The aging population is heterogeneous, and to date, evidence is lacking as to which older adults will benefit the most from statin therapy. There is increasing evidence that statins can, and perhaps should, be stopped in nursing home patients, particularly those with dementia[38] or those with a life-limiting illness.[39] Including dementia in the models or stratifying by frailty did not change our results, although this may be limited by sample size. It remains unknown whether older individuals with multi-morbidity, who have a life expectancy of at least 2 years, may benefit from CVD prevention with statins. A patient centered approach in the decision to start or continue a statin in an elderly patient is of the utmost importance,[40] with attention to function, multi-morbidity, cognition, and polypharmacy.[41]

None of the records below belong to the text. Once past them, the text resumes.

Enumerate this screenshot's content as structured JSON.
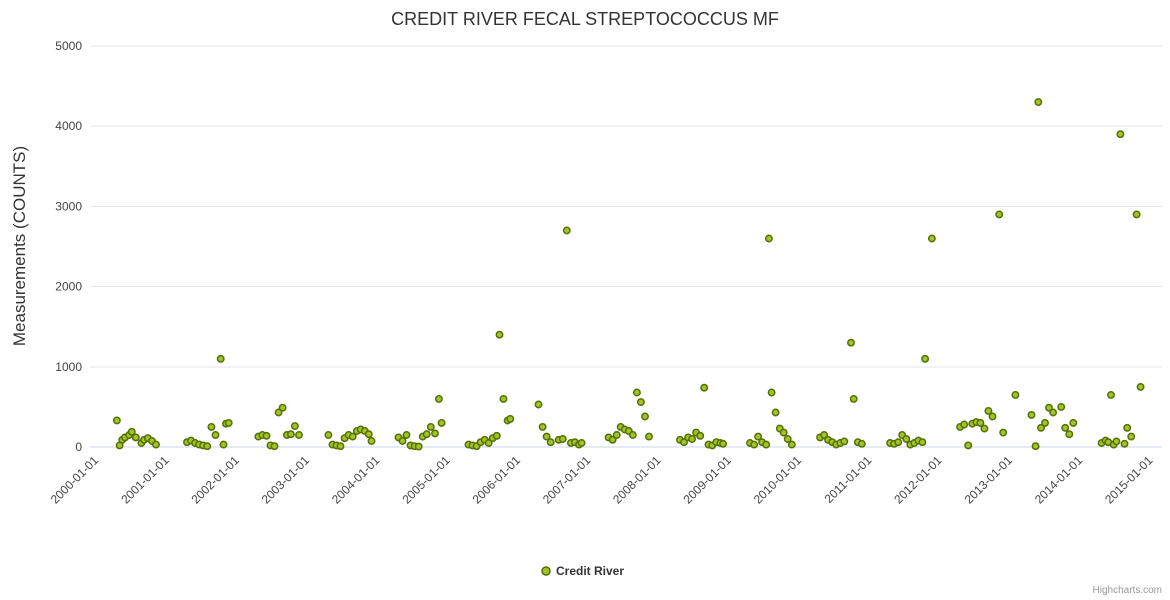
{
  "credits": "Highcharts.com",
  "chart_data": {
    "type": "scatter",
    "title": "CREDIT RIVER FECAL STREPTOCOCCUS MF",
    "xlabel": "",
    "ylabel": "Measurements (COUNTS)",
    "series_name": "Credit River",
    "legend_position": "bottom",
    "grid": true,
    "ylim": [
      0,
      5000
    ],
    "y_ticks": [
      0,
      1000,
      2000,
      3000,
      4000,
      5000
    ],
    "x_range": [
      "1999-11-15",
      "2015-02-15"
    ],
    "x_ticks": [
      "2000-01-01",
      "2001-01-01",
      "2002-01-01",
      "2003-01-01",
      "2004-01-01",
      "2005-01-01",
      "2006-01-01",
      "2007-01-01",
      "2008-01-01",
      "2009-01-01",
      "2010-01-01",
      "2011-01-01",
      "2012-01-01",
      "2013-01-01",
      "2014-01-01",
      "2015-01-01"
    ],
    "marker": {
      "fill": "#a2c42a",
      "stroke": "#557000"
    },
    "points": [
      [
        "2000-04-03",
        330
      ],
      [
        "2000-04-17",
        20
      ],
      [
        "2000-05-01",
        90
      ],
      [
        "2000-05-15",
        120
      ],
      [
        "2000-06-05",
        150
      ],
      [
        "2000-06-19",
        190
      ],
      [
        "2000-07-10",
        120
      ],
      [
        "2000-08-08",
        50
      ],
      [
        "2000-08-22",
        90
      ],
      [
        "2000-09-11",
        110
      ],
      [
        "2000-10-02",
        75
      ],
      [
        "2000-10-23",
        30
      ],
      [
        "2001-04-02",
        60
      ],
      [
        "2001-04-23",
        80
      ],
      [
        "2001-05-14",
        50
      ],
      [
        "2001-06-04",
        30
      ],
      [
        "2001-06-25",
        20
      ],
      [
        "2001-07-16",
        10
      ],
      [
        "2001-08-07",
        250
      ],
      [
        "2001-08-28",
        150
      ],
      [
        "2001-09-24",
        1100
      ],
      [
        "2001-10-09",
        30
      ],
      [
        "2001-10-22",
        290
      ],
      [
        "2001-11-05",
        300
      ],
      [
        "2002-04-08",
        130
      ],
      [
        "2002-04-29",
        150
      ],
      [
        "2002-05-20",
        140
      ],
      [
        "2002-06-10",
        20
      ],
      [
        "2002-07-01",
        10
      ],
      [
        "2002-07-22",
        430
      ],
      [
        "2002-08-12",
        490
      ],
      [
        "2002-09-03",
        150
      ],
      [
        "2002-09-24",
        160
      ],
      [
        "2002-10-15",
        260
      ],
      [
        "2002-11-05",
        150
      ],
      [
        "2003-04-07",
        150
      ],
      [
        "2003-04-28",
        30
      ],
      [
        "2003-05-19",
        20
      ],
      [
        "2003-06-09",
        10
      ],
      [
        "2003-06-30",
        110
      ],
      [
        "2003-07-21",
        150
      ],
      [
        "2003-08-11",
        130
      ],
      [
        "2003-09-02",
        200
      ],
      [
        "2003-09-22",
        220
      ],
      [
        "2003-10-13",
        200
      ],
      [
        "2003-11-03",
        160
      ],
      [
        "2003-11-17",
        75
      ],
      [
        "2004-04-05",
        120
      ],
      [
        "2004-04-26",
        75
      ],
      [
        "2004-05-17",
        150
      ],
      [
        "2004-06-07",
        20
      ],
      [
        "2004-06-28",
        10
      ],
      [
        "2004-07-19",
        5
      ],
      [
        "2004-08-09",
        130
      ],
      [
        "2004-08-30",
        160
      ],
      [
        "2004-09-20",
        250
      ],
      [
        "2004-10-12",
        170
      ],
      [
        "2004-11-01",
        600
      ],
      [
        "2004-11-15",
        300
      ],
      [
        "2005-04-04",
        30
      ],
      [
        "2005-04-25",
        20
      ],
      [
        "2005-05-16",
        10
      ],
      [
        "2005-06-06",
        60
      ],
      [
        "2005-06-27",
        90
      ],
      [
        "2005-07-18",
        50
      ],
      [
        "2005-08-08",
        110
      ],
      [
        "2005-08-29",
        140
      ],
      [
        "2005-09-12",
        1400
      ],
      [
        "2005-10-03",
        600
      ],
      [
        "2005-10-24",
        330
      ],
      [
        "2005-11-07",
        350
      ],
      [
        "2006-04-03",
        530
      ],
      [
        "2006-04-24",
        250
      ],
      [
        "2006-05-15",
        130
      ],
      [
        "2006-06-05",
        60
      ],
      [
        "2006-07-17",
        90
      ],
      [
        "2006-08-07",
        100
      ],
      [
        "2006-08-28",
        2700
      ],
      [
        "2006-09-18",
        50
      ],
      [
        "2006-10-09",
        60
      ],
      [
        "2006-10-30",
        30
      ],
      [
        "2006-11-13",
        50
      ],
      [
        "2007-04-02",
        120
      ],
      [
        "2007-04-23",
        90
      ],
      [
        "2007-05-14",
        150
      ],
      [
        "2007-06-04",
        250
      ],
      [
        "2007-06-25",
        220
      ],
      [
        "2007-07-16",
        200
      ],
      [
        "2007-08-06",
        150
      ],
      [
        "2007-08-27",
        680
      ],
      [
        "2007-09-17",
        560
      ],
      [
        "2007-10-08",
        380
      ],
      [
        "2007-10-29",
        130
      ],
      [
        "2008-04-07",
        90
      ],
      [
        "2008-04-28",
        60
      ],
      [
        "2008-05-19",
        120
      ],
      [
        "2008-06-09",
        100
      ],
      [
        "2008-06-30",
        180
      ],
      [
        "2008-07-21",
        140
      ],
      [
        "2008-08-11",
        740
      ],
      [
        "2008-09-02",
        30
      ],
      [
        "2008-09-22",
        20
      ],
      [
        "2008-10-13",
        60
      ],
      [
        "2008-11-03",
        50
      ],
      [
        "2008-11-17",
        40
      ],
      [
        "2009-04-06",
        50
      ],
      [
        "2009-04-27",
        30
      ],
      [
        "2009-05-18",
        130
      ],
      [
        "2009-06-08",
        60
      ],
      [
        "2009-06-29",
        30
      ],
      [
        "2009-07-13",
        2600
      ],
      [
        "2009-07-27",
        680
      ],
      [
        "2009-08-17",
        430
      ],
      [
        "2009-09-08",
        230
      ],
      [
        "2009-09-28",
        180
      ],
      [
        "2009-10-19",
        100
      ],
      [
        "2009-11-09",
        30
      ],
      [
        "2010-04-05",
        120
      ],
      [
        "2010-04-26",
        150
      ],
      [
        "2010-05-17",
        90
      ],
      [
        "2010-06-07",
        60
      ],
      [
        "2010-06-28",
        30
      ],
      [
        "2010-07-19",
        50
      ],
      [
        "2010-08-09",
        70
      ],
      [
        "2010-09-13",
        1300
      ],
      [
        "2010-09-27",
        600
      ],
      [
        "2010-10-18",
        60
      ],
      [
        "2010-11-08",
        40
      ],
      [
        "2011-04-04",
        50
      ],
      [
        "2011-04-25",
        40
      ],
      [
        "2011-05-16",
        60
      ],
      [
        "2011-06-06",
        150
      ],
      [
        "2011-06-27",
        100
      ],
      [
        "2011-07-18",
        30
      ],
      [
        "2011-08-08",
        50
      ],
      [
        "2011-08-29",
        80
      ],
      [
        "2011-09-19",
        60
      ],
      [
        "2011-10-03",
        1100
      ],
      [
        "2011-11-07",
        2600
      ],
      [
        "2012-04-02",
        250
      ],
      [
        "2012-04-23",
        280
      ],
      [
        "2012-05-14",
        20
      ],
      [
        "2012-06-04",
        290
      ],
      [
        "2012-06-25",
        310
      ],
      [
        "2012-07-16",
        300
      ],
      [
        "2012-08-06",
        230
      ],
      [
        "2012-08-27",
        450
      ],
      [
        "2012-09-17",
        380
      ],
      [
        "2012-10-22",
        2900
      ],
      [
        "2012-11-12",
        180
      ],
      [
        "2013-01-14",
        650
      ],
      [
        "2013-04-08",
        400
      ],
      [
        "2013-04-29",
        10
      ],
      [
        "2013-05-13",
        4300
      ],
      [
        "2013-05-27",
        240
      ],
      [
        "2013-06-17",
        300
      ],
      [
        "2013-07-08",
        490
      ],
      [
        "2013-07-29",
        430
      ],
      [
        "2013-09-09",
        500
      ],
      [
        "2013-09-30",
        240
      ],
      [
        "2013-10-21",
        160
      ],
      [
        "2013-11-11",
        300
      ],
      [
        "2014-04-07",
        50
      ],
      [
        "2014-04-28",
        80
      ],
      [
        "2014-05-12",
        60
      ],
      [
        "2014-05-26",
        650
      ],
      [
        "2014-06-09",
        30
      ],
      [
        "2014-06-23",
        70
      ],
      [
        "2014-07-14",
        3900
      ],
      [
        "2014-08-04",
        40
      ],
      [
        "2014-08-18",
        240
      ],
      [
        "2014-09-08",
        130
      ],
      [
        "2014-10-06",
        2900
      ],
      [
        "2014-10-27",
        750
      ]
    ]
  }
}
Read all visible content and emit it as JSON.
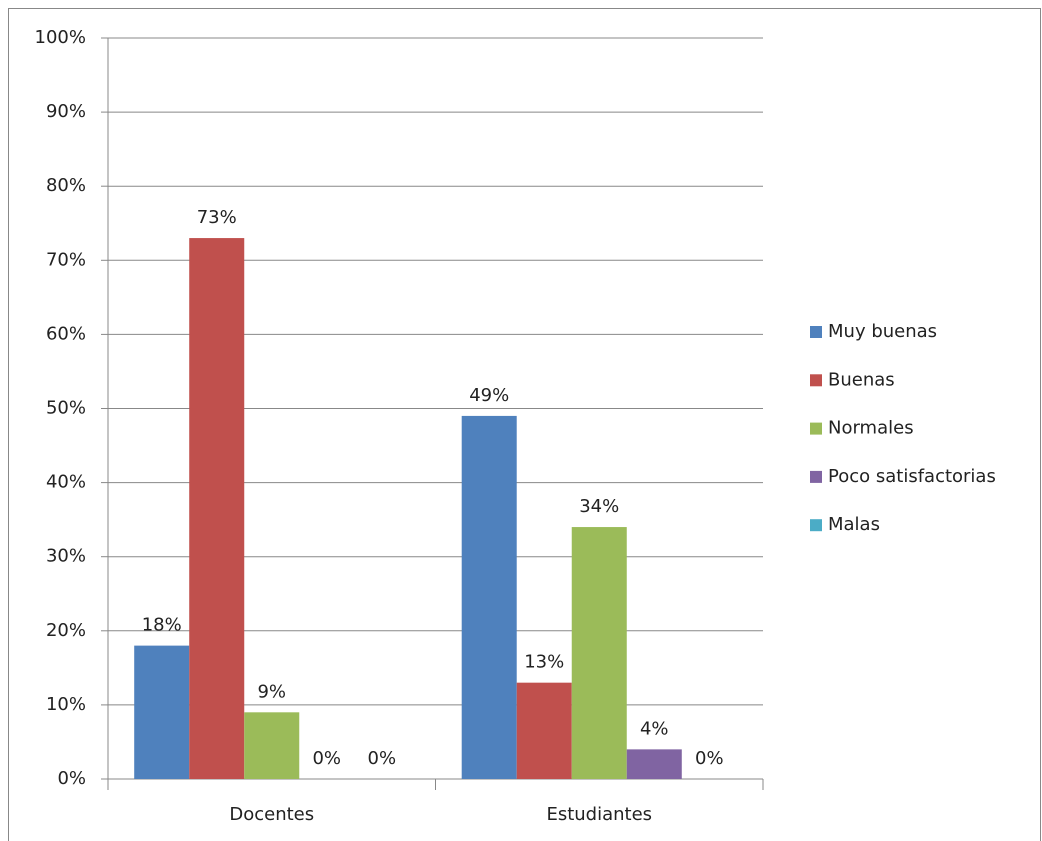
{
  "chart_data": {
    "type": "bar",
    "categories": [
      "Docentes",
      "Estudiantes"
    ],
    "series": [
      {
        "name": "Muy buenas",
        "color": "#4f81bd",
        "values": [
          18,
          49
        ],
        "value_labels": [
          "18%",
          "49%"
        ]
      },
      {
        "name": "Buenas",
        "color": "#c0504d",
        "values": [
          73,
          13
        ],
        "value_labels": [
          "73%",
          "13%"
        ]
      },
      {
        "name": "Normales",
        "color": "#9bbb59",
        "values": [
          9,
          34
        ],
        "value_labels": [
          "9%",
          "34%"
        ]
      },
      {
        "name": "Poco satisfactorias",
        "color": "#8064a2",
        "values": [
          0,
          4
        ],
        "value_labels": [
          "0%",
          "4%"
        ]
      },
      {
        "name": "Malas",
        "color": "#4bacc6",
        "values": [
          0,
          0
        ],
        "value_labels": [
          "0%",
          "0%"
        ]
      }
    ],
    "ylim": [
      0,
      100
    ],
    "yticks": [
      {
        "value": 0,
        "label": "0%"
      },
      {
        "value": 10,
        "label": "10%"
      },
      {
        "value": 20,
        "label": "20%"
      },
      {
        "value": 30,
        "label": "30%"
      },
      {
        "value": 40,
        "label": "40%"
      },
      {
        "value": 50,
        "label": "50%"
      },
      {
        "value": 60,
        "label": "60%"
      },
      {
        "value": 70,
        "label": "70%"
      },
      {
        "value": 80,
        "label": "80%"
      },
      {
        "value": 90,
        "label": "90%"
      },
      {
        "value": 100,
        "label": "100%"
      }
    ],
    "grid": true,
    "legend": "right"
  }
}
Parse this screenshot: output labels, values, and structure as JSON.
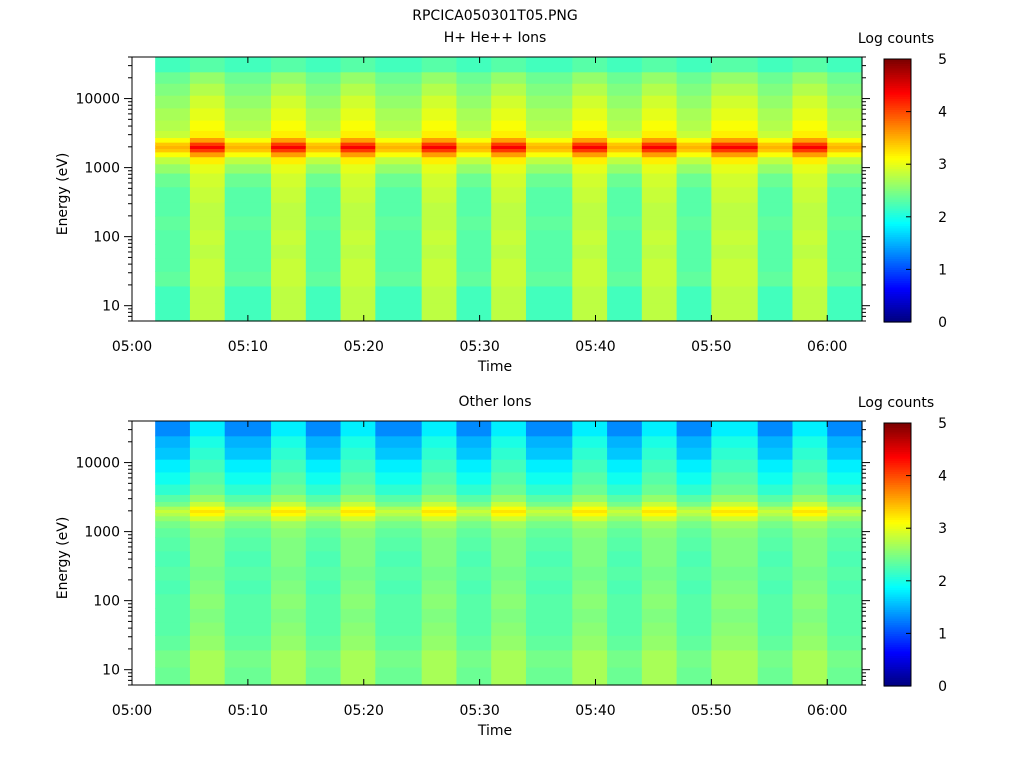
{
  "figure_title": "RPCICA050301T05.PNG",
  "chart_data": [
    {
      "type": "heatmap",
      "title": "H+ He++ Ions",
      "xlabel": "Time",
      "ylabel": "Energy (eV)",
      "x_ticks": [
        "05:00",
        "05:10",
        "05:20",
        "05:30",
        "05:40",
        "05:50",
        "06:00"
      ],
      "xlim": [
        "05:00",
        "06:03"
      ],
      "y_scale": "log",
      "y_ticks": [
        "10",
        "100",
        "1000",
        "10000"
      ],
      "ylim": [
        6,
        40000
      ],
      "colorbar": {
        "label": "Log counts",
        "range": [
          0,
          5
        ],
        "ticks": [
          "0",
          "1",
          "2",
          "3",
          "4",
          "5"
        ]
      },
      "time_bins": [
        "05:02",
        "05:05",
        "05:08",
        "05:12",
        "05:15",
        "05:18",
        "05:21",
        "05:25",
        "05:28",
        "05:31",
        "05:34",
        "05:38",
        "05:41",
        "05:44",
        "05:47",
        "05:50",
        "05:54",
        "05:57",
        "06:00",
        "06:03"
      ],
      "bin_pattern": "alternating",
      "energy_profile": {
        "energy_eV": [
          8,
          15,
          25,
          40,
          60,
          100,
          160,
          250,
          400,
          700,
          1000,
          1300,
          1600,
          1800,
          2000,
          2200,
          2500,
          3000,
          4000,
          6000,
          9000,
          14000,
          20000,
          30000
        ],
        "log_counts_high": [
          2.8,
          2.8,
          2.85,
          2.85,
          2.8,
          2.85,
          2.8,
          2.8,
          2.85,
          2.9,
          3.0,
          3.2,
          3.6,
          4.1,
          4.4,
          4.1,
          3.6,
          3.2,
          3.1,
          3.0,
          2.9,
          2.75,
          2.6,
          2.3
        ],
        "log_counts_low": [
          2.2,
          2.2,
          2.35,
          2.3,
          2.3,
          2.3,
          2.35,
          2.3,
          2.3,
          2.4,
          2.6,
          2.8,
          3.1,
          3.4,
          3.5,
          3.4,
          3.1,
          2.85,
          2.75,
          2.7,
          2.6,
          2.5,
          2.4,
          2.2
        ]
      }
    },
    {
      "type": "heatmap",
      "title": "Other Ions",
      "xlabel": "Time",
      "ylabel": "Energy (eV)",
      "x_ticks": [
        "05:00",
        "05:10",
        "05:20",
        "05:30",
        "05:40",
        "05:50",
        "06:00"
      ],
      "xlim": [
        "05:00",
        "06:03"
      ],
      "y_scale": "log",
      "y_ticks": [
        "10",
        "100",
        "1000",
        "10000"
      ],
      "ylim": [
        6,
        40000
      ],
      "colorbar": {
        "label": "Log counts",
        "range": [
          0,
          5
        ],
        "ticks": [
          "0",
          "1",
          "2",
          "3",
          "4",
          "5"
        ]
      },
      "time_bins": [
        "05:02",
        "05:05",
        "05:08",
        "05:12",
        "05:15",
        "05:18",
        "05:21",
        "05:25",
        "05:28",
        "05:31",
        "05:34",
        "05:38",
        "05:41",
        "05:44",
        "05:47",
        "05:50",
        "05:54",
        "05:57",
        "06:00",
        "06:03"
      ],
      "bin_pattern": "alternating",
      "energy_profile": {
        "energy_eV": [
          8,
          15,
          25,
          40,
          60,
          100,
          160,
          250,
          400,
          700,
          1000,
          1300,
          1600,
          1800,
          2000,
          2200,
          2500,
          3000,
          4000,
          6000,
          9000,
          14000,
          20000,
          30000
        ],
        "log_counts_high": [
          2.7,
          2.7,
          2.6,
          2.55,
          2.5,
          2.55,
          2.5,
          2.45,
          2.5,
          2.5,
          2.55,
          2.65,
          2.9,
          3.15,
          3.25,
          3.1,
          2.85,
          2.6,
          2.4,
          2.3,
          2.2,
          2.1,
          2.0,
          1.8
        ],
        "log_counts_low": [
          2.4,
          2.45,
          2.35,
          2.3,
          2.3,
          2.3,
          2.25,
          2.3,
          2.25,
          2.3,
          2.35,
          2.45,
          2.6,
          2.75,
          2.85,
          2.7,
          2.45,
          2.3,
          2.1,
          1.95,
          1.8,
          1.6,
          1.5,
          1.3
        ]
      }
    }
  ]
}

STAREE (statins therapy for reducing events in the elderly) is an ongoing randomized clinical trial that has randomized individuals >70 without prior CVD, dementia, diabetes, or a life-limiting illness to atorvastatin or placebo.[42] The main outcome is mortality and functional status assessed by the need for institutionalization; results are expected in 2019. However, as with many trials before, this study excludes many patients routinely seen in primary care (e.g., the older adult with frailty and multi-morbidity, with or without cognitive impairment).[43]

Limitations of our study include the observational nature; only men participated, statin type and dose were not available, and covariates were not updated annually. As with any non-randomized trial of drug effects, there may be remaining confounding by indication, even with the propensity score matching approach. Our results may underestimate the effect of statins due to sample size or misclassification of statin use, which could not be updated over time in the propensity score model. This very healthy group of physicians may not represent the average community-dwelling older individual, but suggests that there may be a group of older individuals who might derive benefit from statin therapy.

Our data suggest that statins taken for primary prevention in relatively healthy men >70 years are associated with a significant 18% lower risk of mortality but with a non-significant lower risk of major CV events. In exploratory analysis we found no statistically significant difference by age category at baseline, or functional status, while those with elevated total cholesterol may benefit from statins to reduce major CVD events. The finding of benefit in those with elevated cholesterol in subgroup analysis is intriguing and should prompt further study to better understand which individuals in the heterogeneous aging population may benefit from statin therapy for the primary prevention of cardiovascular disease. Given that the prevalence of CVD rises with age, evidence based preventive strategies are needed for the aging population.